Liljenwall avait réalisé que l'équipe suédoise était à portée de main pour une potentielle médaille, alors il a bu quelques bières avant le tir au pistolet pour calmer ses nerfs. (Oui, il y a du tir au pistolet dans le pentathlon. C'est un événement étrange.) L'équipe a remporté la médaille de bronze mais a été disqualifiée et privée du prix une fois que les résultats de Liljenwall sont revenus positifs. Liljenwall n’a plus jamais été aussi proche d’une médaille olympique.
Vancouver, 2010 : Une équipe de hockey féminin fait la fête sur la glace
En 2010, l'équipe canadienne de hockey féminin a remporté sa troisième médaille d'or consécutive en blanchissant les États-Unis 2-0. Après avoir reçu leurs médailles, plusieurs joueurs sont retournés sur la glace en uniforme, se sont assis et ont bu de la bière et du champagne en fumant des cigares.

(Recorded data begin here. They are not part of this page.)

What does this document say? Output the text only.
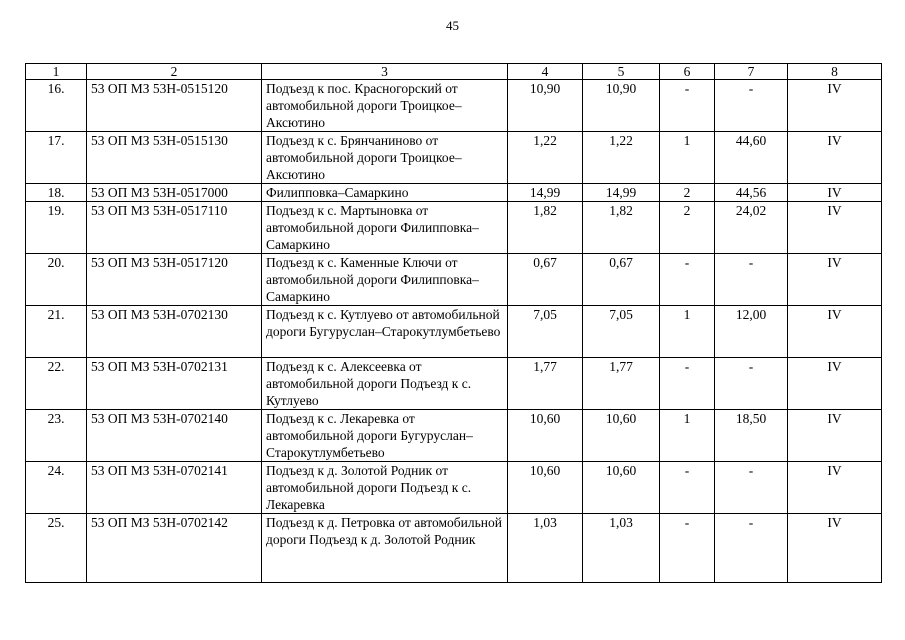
45
1	2	3	4	5	6	7	8
16.	53 ОП МЗ 53Н-0515120	Подъезд к пос. Красногорский от автомобильной дороги Троицкое–Аксютино	10,90	10,90	-	-	IV
17.	53 ОП МЗ 53Н-0515130	Подъезд к с. Брянчаниново от автомобильной дороги Троицкое–Аксютино	1,22	1,22	1	44,60	IV
18.	53 ОП МЗ 53Н-0517000	Филипповка–Самаркино	14,99	14,99	2	44,56	IV
19.	53 ОП МЗ 53Н-0517110	Подъезд к с. Мартыновка от автомобильной дороги Филипповка–Самаркино	1,82	1,82	2	24,02	IV
20.	53 ОП МЗ 53Н-0517120	Подъезд к с. Каменные Ключи от автомобильной дороги Филипповка–Самаркино	0,67	0,67	-	-	IV
21.	53 ОП МЗ 53Н-0702130	Подъезд к с. Кутлуево от автомобильной дороги Бугуруслан–Старокутлумбетьево	7,05	7,05	1	12,00	IV
22.	53 ОП МЗ 53Н-0702131	Подъезд к с. Алексеевка от автомобильной дороги Подъезд к с. Кутлуево	1,77	1,77	-	-	IV
23.	53 ОП МЗ 53Н-0702140	Подъезд к с. Лекаревка от автомобильной дороги Бугуруслан–Старокутлумбетьево	10,60	10,60	1	18,50	IV
24.	53 ОП МЗ 53Н-0702141	Подъезд к д. Золотой Родник от автомобильной дороги Подъезд к с. Лекаревка	10,60	10,60	-	-	IV
25.	53 ОП МЗ 53Н-0702142	Подъезд к д. Петровка от автомобильной дороги Подъезд к д. Золотой Родник	1,03	1,03	-	-	IV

Le CIO a paniqué. Il a lancé une enquête sur la célébration et a critiqué l'épisode, le qualifiant d'inconvenant pour des athlètes olympiques et contraire à l'esprit olympique. Le lendemain du match, le président du CIO, Jacques Rogge, a menacé de retirer le hockey féminin des Jeux parce que les Canadiennes et les Américaines étaient prétendument trop bonnes, et l'organisme directeur de l'équipe, Hockey Canada, a présenté des excuses. L'odeur de sexisme et de misogynie qui entoure les actions du CIO persiste encore, car il est presque impossible d'imaginer l'organisation réprimander l'équipe canadienne de hockey masculin pour le même comportement.